Cinéma

Désireux de se venger du mystérieux et très machiavélique Homme en noir (Matthew McConaughey), le Pistolero Roland Deschain (Idris Elba) erre comme une âme en peine dans un monde ressemblant à un far-west futuriste, à la recherche de la légendaire Tour Sombre. Tel est le pitch du film de Nikolaj Arcel qui sort le 16 août au cinéma.

Écrite à la base par Stephen King sur une période de quarante ans et inspirée par un poème de Robert Browning, Le chevalier Roland s’en vint à la Tour noire, cette œuvre compilant huit romans est incontestablement difficile à classer, car elle incorpore des éléments de la science-fiction, de la fantasy, de l’horreur et du western. Contre toute attente le réalisateur Nikolaj Arcel a réussi pourtant à transposer – ce qui n’était pas gagné d’avance – cet univers si complexe et si déconcertant imaginé par le King. Les prestations sans faille du duo Elba/McConaughey étant pour leur part… lumineuses !

Auteur inspiré de plus de 50 romans et 200 nouvelles dont la plupart ont été adaptés au cinéma ou à la télévision – Carrie, Shining, Christine, Dead zone, Misery, 22/11/63, etc. –, Stephen King est considéré comme le maître absolu du fantastique, le “Edgar Poe des temps modernes”. À bientôt 70 ans ( le 21 septembre prochain), force est de constater que l’homme aux 350 millions d’exemplaires vendus à travers le monde est loin d’avoir un pied dans la tombe !

Vous qui êtes un auteur prolixe, comment naissent vos idées ?

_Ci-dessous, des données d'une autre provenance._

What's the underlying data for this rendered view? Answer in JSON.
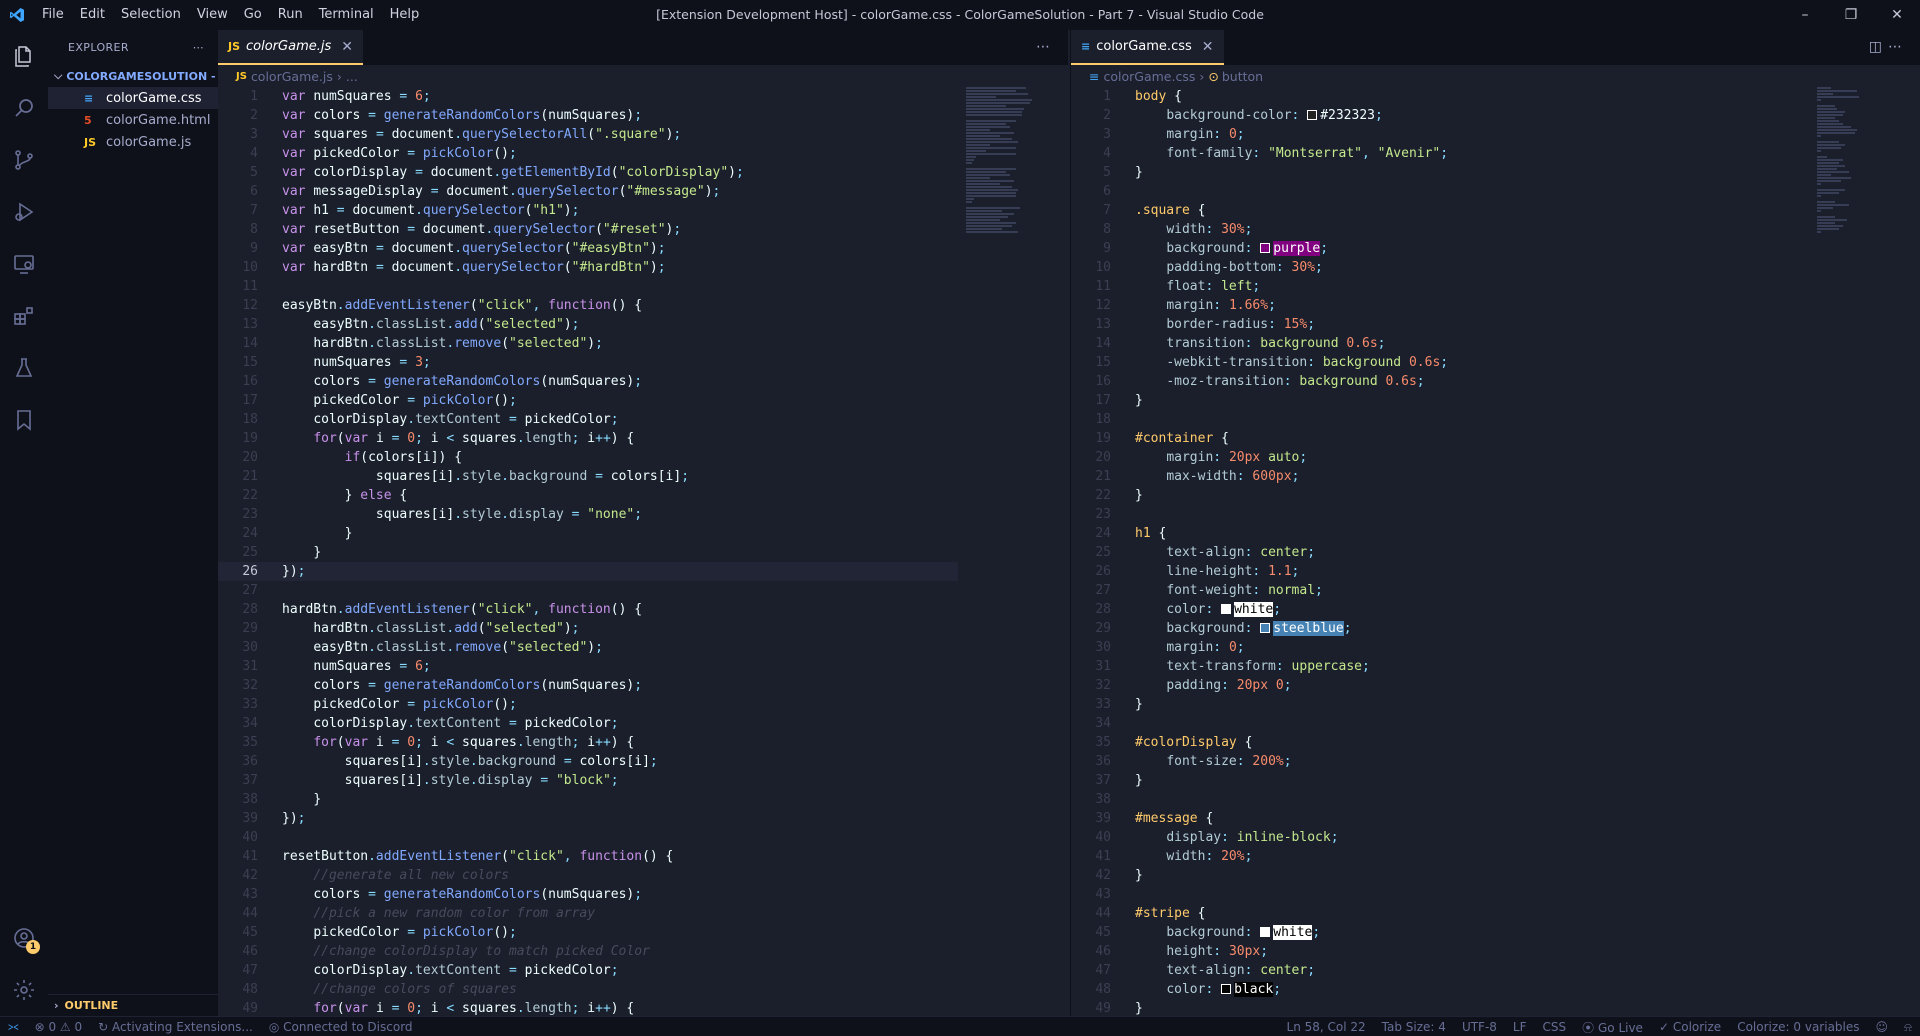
{
  "window": {
    "title": "[Extension Development Host] - colorGame.css - ColorGameSolution - Part 7 - Visual Studio Code",
    "menu": [
      "File",
      "Edit",
      "Selection",
      "View",
      "Go",
      "Run",
      "Terminal",
      "Help"
    ]
  },
  "sidebar": {
    "title": "EXPLORER",
    "folder": "COLORGAMESOLUTION - P...",
    "files": [
      {
        "name": "colorGame.css",
        "icon": "css-file-icon"
      },
      {
        "name": "colorGame.html",
        "icon": "html-file-icon"
      },
      {
        "name": "colorGame.js",
        "icon": "js-file-icon"
      }
    ],
    "outline": "OUTLINE"
  },
  "left_editor": {
    "tab": "colorGame.js",
    "breadcrumb": [
      "colorGame.js",
      "..."
    ],
    "current_line": 26
  },
  "right_editor": {
    "tab": "colorGame.css",
    "breadcrumb": [
      "colorGame.css",
      "button"
    ]
  },
  "statusbar": {
    "errors": "0",
    "warnings": "0",
    "activity": "Activating Extensions...",
    "discord": "Connected to Discord",
    "position": "Ln 58, Col 22",
    "tab_size": "Tab Size: 4",
    "encoding": "UTF-8",
    "eol": "LF",
    "language": "CSS",
    "live": "Go Live",
    "colorize": "Colorize",
    "colorize_vars": "Colorize: 0 variables",
    "notification_badge": "1"
  },
  "colors": {
    "accent": "#ffcb6b",
    "background": "#1b1e2b",
    "panel": "#0f111a"
  }
}
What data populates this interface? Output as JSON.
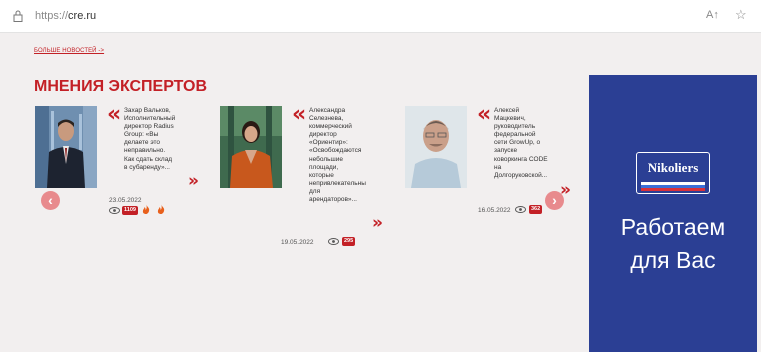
{
  "browser": {
    "url_scheme": "https://",
    "url_host": "cre.ru",
    "read_aloud": "A↑",
    "favorites": "☆"
  },
  "page": {
    "more_news": "БОЛЬШЕ НОВОСТЕЙ ->",
    "section_title": "МНЕНИЯ ЭКСПЕРТОВ"
  },
  "cards": [
    {
      "lines": [
        "Захар Вальков,",
        "Исполнительный",
        "директор Radius",
        "Group: «Вы",
        "делаете это",
        "неправильно.",
        "Как сдать склад",
        "в субаренду»..."
      ],
      "date": "23.05.2022",
      "views": "1109",
      "hot": true
    },
    {
      "lines": [
        "Александра",
        "Селезнева,",
        "коммерческий",
        "директор",
        "«Ориентир»:",
        "«Освобождаются",
        "небольшие",
        "площади,",
        "которые",
        "непривлекательны",
        "для",
        "арендаторов»..."
      ],
      "date": "19.05.2022",
      "views": "295",
      "hot": false
    },
    {
      "lines": [
        "Алексей",
        "Мацкевич,",
        "руководитель",
        "федеральной",
        "сети GrowUp, о",
        "запуске",
        "коворкинга CODE",
        "на",
        "Долгоруковской..."
      ],
      "date": "16.05.2022",
      "views": "362",
      "hot": false
    }
  ],
  "ad": {
    "brand": "Nikoliers",
    "line1": "Работаем",
    "line2": "для Вас"
  },
  "nav": {
    "prev": "‹",
    "next": "›"
  },
  "colors": {
    "accent": "#c32026",
    "ad_bg": "#2b3f94",
    "page_bg": "#f2efef"
  }
}
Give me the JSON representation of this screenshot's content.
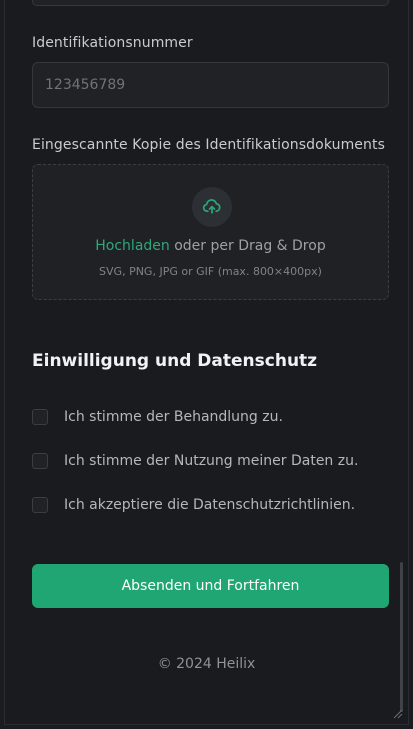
{
  "id_field": {
    "label": "Identifikationsnummer",
    "placeholder": "123456789"
  },
  "upload": {
    "label": "Eingescannte Kopie des Identifikationsdokuments",
    "icon": "upload-cloud-icon",
    "link_text": "Hochladen",
    "rest_text": " oder per Drag & Drop",
    "hint": "SVG, PNG, JPG or GIF (max. 800×400px)",
    "accent_color": "#2ea87a"
  },
  "consent": {
    "title": "Einwilligung und Datenschutz",
    "items": [
      {
        "label": "Ich stimme der Behandlung zu.",
        "checked": false
      },
      {
        "label": "Ich stimme der Nutzung meiner Daten zu.",
        "checked": false
      },
      {
        "label": "Ich akzeptiere die Datenschutzrichtlinien.",
        "checked": false
      }
    ]
  },
  "submit": {
    "label": "Absenden und Fortfahren",
    "color": "#1fa673"
  },
  "footer": {
    "text": "© 2024 Heilix"
  }
}
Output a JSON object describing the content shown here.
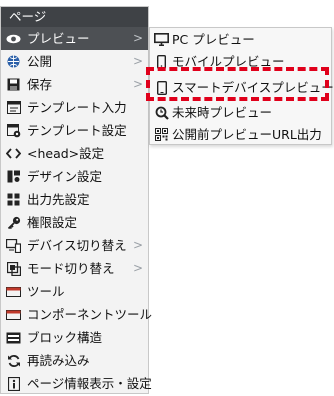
{
  "menu": {
    "header": "ページ",
    "items": [
      {
        "label": "プレビュー",
        "icon": "eye-icon",
        "arrow": ">"
      },
      {
        "label": "公開",
        "icon": "globe-icon",
        "arrow": ">"
      },
      {
        "label": "保存",
        "icon": "save-icon",
        "arrow": ">"
      },
      {
        "label": "テンプレート入力",
        "icon": "template-input-icon"
      },
      {
        "label": "テンプレート設定",
        "icon": "template-settings-icon"
      },
      {
        "label": "<head>設定",
        "icon": "code-icon"
      },
      {
        "label": "デザイン設定",
        "icon": "design-icon"
      },
      {
        "label": "出力先設定",
        "icon": "output-icon"
      },
      {
        "label": "権限設定",
        "icon": "key-icon"
      },
      {
        "label": "デバイス切り替え",
        "icon": "device-switch-icon",
        "arrow": ">"
      },
      {
        "label": "モード切り替え",
        "icon": "mode-switch-icon",
        "arrow": ">"
      },
      {
        "label": "ツール",
        "icon": "tool-icon"
      },
      {
        "label": "コンポーネントツール",
        "icon": "component-tool-icon"
      },
      {
        "label": "ブロック構造",
        "icon": "block-structure-icon"
      },
      {
        "label": "再読み込み",
        "icon": "reload-icon"
      },
      {
        "label": "ページ情報表示・設定",
        "icon": "info-icon"
      }
    ]
  },
  "submenu": {
    "items": [
      {
        "label": "PC プレビュー",
        "icon": "monitor-icon"
      },
      {
        "label": "モバイルプレビュー",
        "icon": "mobile-icon"
      },
      {
        "label": "スマートデバイスプレビュー",
        "icon": "smart-device-icon"
      },
      {
        "label": "未来時プレビュー",
        "icon": "future-search-icon"
      },
      {
        "label": "公開前プレビューURL出力",
        "icon": "qr-code-icon"
      }
    ]
  },
  "colors": {
    "highlight": "#e0001b",
    "header_bg": "#3f4246",
    "active_bg": "#4d5054"
  }
}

“Habituellement, les idées viennent quand je m’y attends le moins. Un élément extérieur déclenche quelque chose en moi et l’idée vient. Exemple : je me souviens d’un voyage en France. Je devais me rendre à un événement promotionnel. Comme le véhicule qui me transportait était monté sur des essieux très hauts, à un moment, je me suis retrouvé à côté d’un bus qui tournait à droite juste à côté de moi. Quand j’ai regardé par la fenêtre, j’ai vu un homme en train de lire un journal. Et là je me suis dit “ Et si au lieu d’être un homme seul, il s’agissait d’un couple ? Et si au lieu de lire le journal, l’homme était en train de trancher la gorge de la femme ? ”. Bref, en regardant ce type dans le bus, j’ai pu initier une histoire. Je ne savais pas ce que cela allait donner au final mais je me sentais déjà happé ! Écrire, c’est comme si on attrapait l’arrière d’un bus en roller, il n’y a plus qu’à se laisser guider.”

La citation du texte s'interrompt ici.